The U.S. Space & Rocket Center is an agency of the state of Alabama that operates on its own earned income but does receive some support from the Alabama Legislature to fund education programs for Alabama students and teachers. The U.S. Space & Rocket Education Foundation is a separate nonprofit organization that raises money to restore and develop the center’s artifacts and exhibits and for its education programs.

Center attendance set a record in 2019 with more than 1 million visitors from 82 countries. In 2020, they saw 302,000 visitors. After years of challenging jobs at NASA, Robinson had just accepted her highest-profile position yet. Five months before she took the Space Center job, she joined the prestigious NASA headquarters staff based in Washington, D.C., working remotely from Huntsville.

She would assess science objectives and research experiments from all over the world and match them “with what capabilities need to be developed and what capacity we had on all the different vehicles,” she says. That would determine “what was going to be accomplished on the lunar surface for the next decade or so.”

Robinson had to decide whether to leave a venerable government agency at the pinnacle of her career to take over a struggling tourist attraction — albeit the most popular one in Alabama year after year. Robinson is only the second center director to come from NASA since the attraction was founded as the Alabama Space & Rocket Center in 1970.

As a female engineer, Robinson hopes to inspire others as they did for her. As a high school senior, she received an award from the Society of Women Engineers, presented by a blue-suited astronaut. Robinson asked how to become one. Become an engineer, work for NASA and apply, she heard.

“I said, ‘That is my new life plan,’” she recalls with a laugh.

A self-described nerd who used to do her older brother’s homework, Robinson was so fascinated by the space program that she wrote her fifth-grade term paper on rocket legend Dr. Wernher von Braun.

Less than perfect eyesight derailed her from the astronaut track.

“They just seemed like almost perfect humans and you just wanted to be one of them. But I was never perfect,” she says. Although she never did blast off, she sees her new job as the next best thing. “Better, in some ways,” she adds with characteristic enthusiasm.

Not surprisingly, Robinson is taking on her new mission with a checklist worthy of a mission specialist.

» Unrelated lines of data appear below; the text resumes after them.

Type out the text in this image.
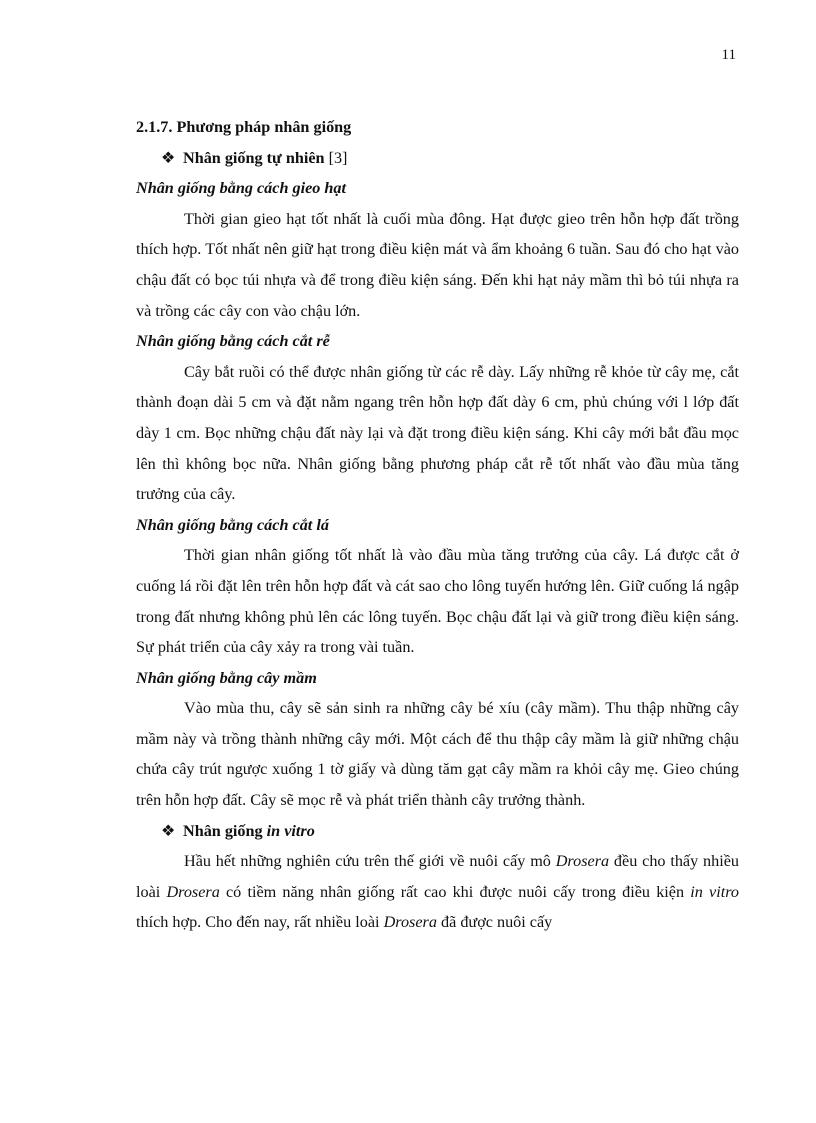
11

2.1.7. Phương pháp nhân giống

❖ Nhân giống tự nhiên [3]

Nhân giống bằng cách gieo hạt

Thời gian gieo hạt tốt nhất là cuối mùa đông. Hạt được gieo trên hỗn hợp đất trồng thích hợp. Tốt nhất nên giữ hạt trong điều kiện mát và ẩm khoảng 6 tuần. Sau đó cho hạt vào chậu đất có bọc túi nhựa và để trong điều kiện sáng. Đến khi hạt nảy mầm thì bỏ túi nhựa ra và trồng các cây con vào chậu lớn.

Nhân giống bằng cách cắt rễ

Cây bắt ruồi có thể được nhân giống từ các rễ dày. Lấy những rễ khỏe từ cây mẹ, cắt thành đoạn dài 5 cm và đặt nằm ngang trên hỗn hợp đất dày 6 cm, phủ chúng với l lớp đất dày 1 cm. Bọc những chậu đất này lại và đặt trong điều kiện sáng. Khi cây mới bắt đầu mọc lên thì không bọc nữa. Nhân giống bằng phương pháp cắt rễ tốt nhất vào đầu mùa tăng trưởng của cây.

Nhân giống bằng cách cắt lá

Thời gian nhân giống tốt nhất là vào đầu mùa tăng trưởng của cây. Lá được cắt ở cuống lá rồi đặt lên trên hỗn hợp đất và cát sao cho lông tuyến hướng lên. Giữ cuống lá ngập trong đất nhưng không phủ lên các lông tuyến. Bọc chậu đất lại và giữ trong điều kiện sáng. Sự phát triển của cây xảy ra trong vài tuần.

Nhân giống bằng cây mầm

Vào mùa thu, cây sẽ sản sinh ra những cây bé xíu (cây mầm). Thu thập những cây mầm này và trồng thành những cây mới. Một cách để thu thập cây mầm là giữ những chậu chứa cây trút ngược xuống 1 tờ giấy và dùng tăm gạt cây mầm ra khỏi cây mẹ. Gieo chúng trên hỗn hợp đất. Cây sẽ mọc rễ và phát triển thành cây trưởng thành.

❖ Nhân giống in vitro

Hầu hết những nghiên cứu trên thế giới về nuôi cấy mô Drosera đều cho thấy nhiều loài Drosera có tiềm năng nhân giống rất cao khi được nuôi cấy trong điều kiện in vitro thích hợp. Cho đến nay, rất nhiều loài Drosera đã được nuôi cấy
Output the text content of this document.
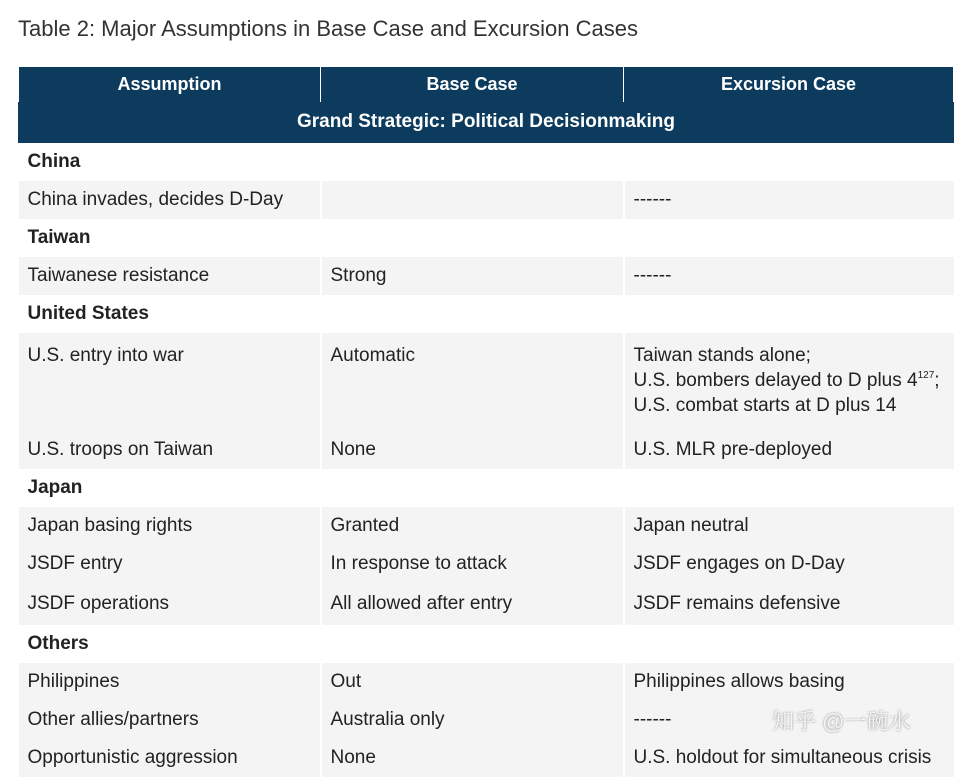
Table 2: Major Assumptions in Base Case and Excursion Cases
Assumption	Base Case	Excursion Case
Grand Strategic: Political Decisionmaking		
China		
China invades, decides D-Day		------
Taiwan		
Taiwanese resistance	Strong	------
United States		
U.S. entry into war	Automatic	Taiwan stands alone;
U.S. bombers delayed to D plus $4^{127}$;
U.S. combat starts at D plus 14

U.S. troops on Taiwan	None	U.S. MLR pre-deployed
Japan		
Japan basing rights	Granted	Japan neutral
JSDF entry	In response to attack	JSDF engages on D-Day
JSDF operations	All allowed after entry	JSDF remains defensive
Others		
Philippines	Out	Philippines allows basing
Other allies/partners	Australia only	------
Opportunistic aggression	None	U.S. holdout for simultaneous crisis
知乎 @一碗水
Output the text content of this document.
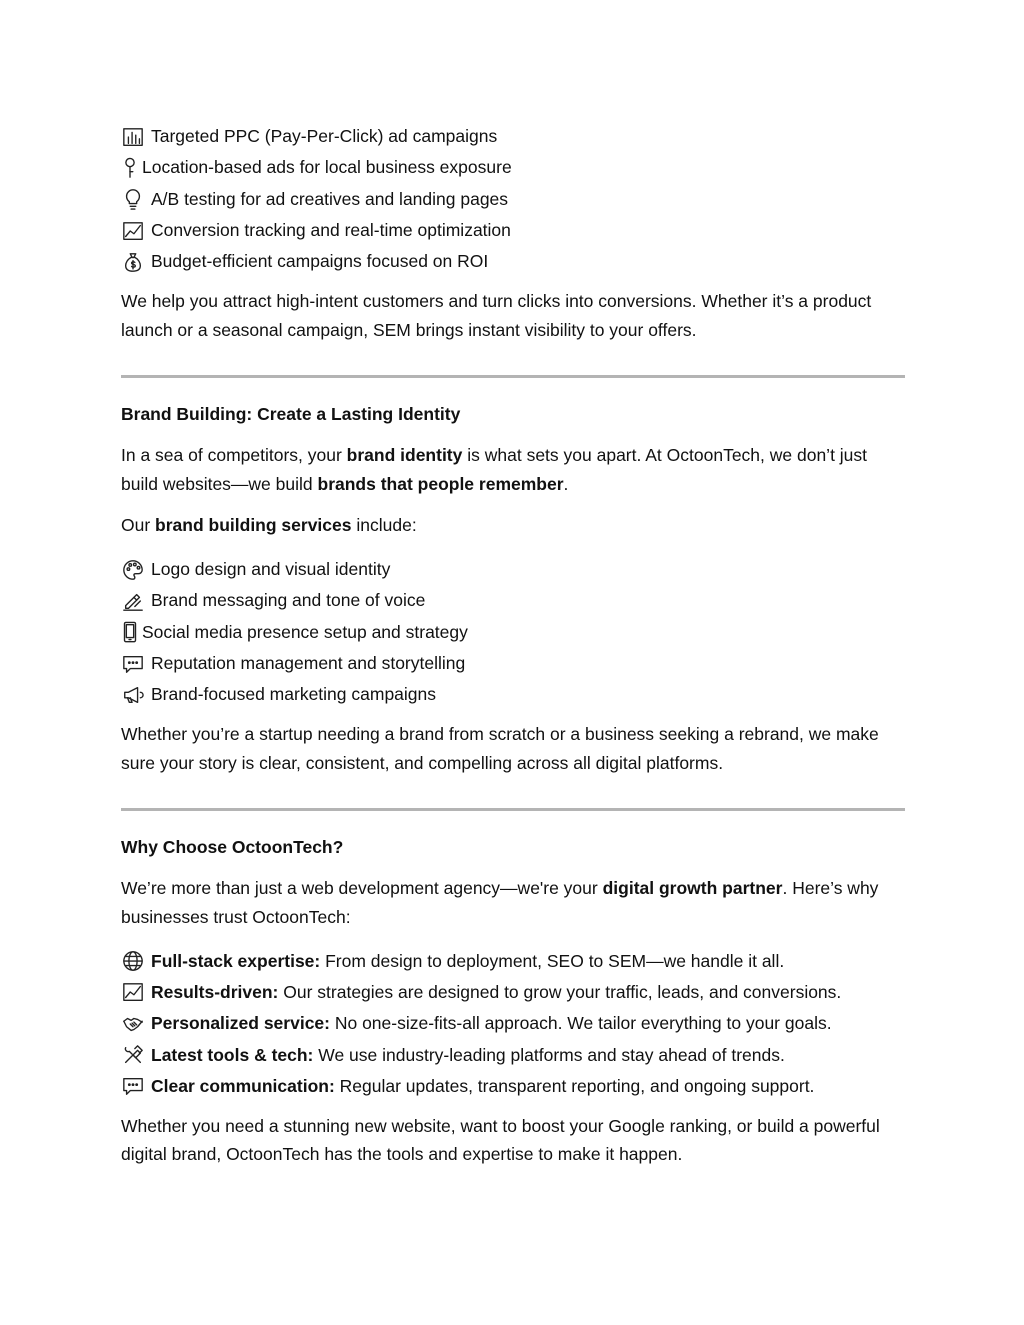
Targeted PPC (Pay-Per-Click) ad campaigns
Location-based ads for local business exposure
A/B testing for ad creatives and landing pages
Conversion tracking and real-time optimization
Budget-efficient campaigns focused on ROI

We help you attract high-intent customers and turn clicks into conversions. Whether it’s a product launch or a seasonal campaign, SEM brings instant visibility to your offers.

Brand Building: Create a Lasting Identity

In a sea of competitors, your brand identity is what sets you apart. At OctoonTech, we don’t just build websites—we build brands that people remember.

Our brand building services include:

Logo design and visual identity
Brand messaging and tone of voice
Social media presence setup and strategy
Reputation management and storytelling
Brand-focused marketing campaigns

Whether you’re a startup needing a brand from scratch or a business seeking a rebrand, we make sure your story is clear, consistent, and compelling across all digital platforms.

Why Choose OctoonTech?

We’re more than just a web development agency—we're your digital growth partner. Here’s why businesses trust OctoonTech:

Full-stack expertise: From design to deployment, SEO to SEM—we handle it all.
Results-driven: Our strategies are designed to grow your traffic, leads, and conversions.
Personalized service: No one-size-fits-all approach. We tailor everything to your goals.
Latest tools & tech: We use industry-leading platforms and stay ahead of trends.
Clear communication: Regular updates, transparent reporting, and ongoing support.

Whether you need a stunning new website, want to boost your Google ranking, or build a powerful digital brand, OctoonTech has the tools and expertise to make it happen.
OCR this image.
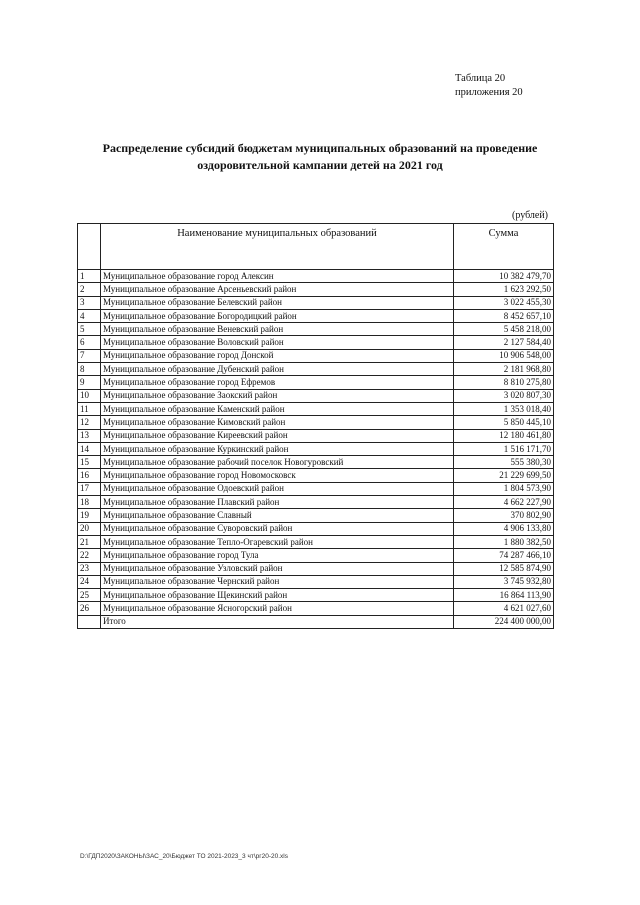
Таблица 20
приложения 20
Распределение субсидий бюджетам муниципальных образований на проведение
оздоровительной кампании детей на 2021 год
(рублей)
	Наименование муниципальных образований	Сумма
1	Муниципальное образование город Алексин	10 382 479,70
2	Муниципальное образование Арсеньевский район	1 623 292,50
3	Муниципальное образование Белевский район	3 022 455,30
4	Муниципальное образование Богородицкий район	8 452 657,10
5	Муниципальное образование Веневский район	5 458 218,00
6	Муниципальное образование Воловский район	2 127 584,40
7	Муниципальное образование город Донской	10 906 548,00
8	Муниципальное образование Дубенский район	2 181 968,80
9	Муниципальное образование город Ефремов	8 810 275,80
10	Муниципальное образование Заокский район	3 020 807,30
11	Муниципальное образование Каменский район	1 353 018,40
12	Муниципальное образование Кимовский район	5 850 445,10
13	Муниципальное образование Киреевский район	12 180 461,80
14	Муниципальное образование Куркинский район	1 516 171,70
15	Муниципальное образование рабочий поселок Новогуровский	555 380,30
16	Муниципальное образование город Новомосковск	21 229 699,50
17	Муниципальное образование Одоевский район	1 804 573,90
18	Муниципальное образование Плавский район	4 662 227,90
19	Муниципальное образование Славный	370 802,90
20	Муниципальное образование Суворовский район	4 906 133,80
21	Муниципальное образование Тепло-Огаревский район	1 880 382,50
22	Муниципальное образование город Тула	74 287 466,10
23	Муниципальное образование Узловский район	12 585 874,90
24	Муниципальное образование Чернский район	3 745 932,80
25	Муниципальное образование Щекинский район	16 864 113,90
26	Муниципальное образование Ясногорский район	4 621 027,60
	Итого	224 400 000,00
D:\ГДП2020\ЗАКОНЫ\ЗАС_20\Бюджет ТО 2021-2023_3 чт\рг20-20.xls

Goal one: Manage the budget conservatively.

Goal two: “Get us on a path to recovery and figure out how to smartly manage growth and expenses.” Make a resiliency plan “so we don’t find ourselves in as bad of a situation as we were during the COVID year.”

Over the next five years she wants to start a major capital campaign for “an entire campus refresh.”

“We have been open for more than 50 years. I want it to be exciting and new,” she says from an office that overlooks the space shuttle Pathfinder display.

“I want this place to be fresh, inviting. I want it to be a community hub, a regional hub, a state hub, a national hub where people know that we’re here and what we have to offer.

“I don’t want you to say, ‘I went there five years ago, I don’t need to go again because I know what it’s about.’ I want to have more displays of space history.”

That includes what she calls “new space” — what’s currently happening in public and private space programs.

“I think we’re on the verge of a golden space era,” Robinson says.

Deborah Storey and David Higginbotham are freelance contributors to Business Alabama. She is based in Huntsville and he in Decatur.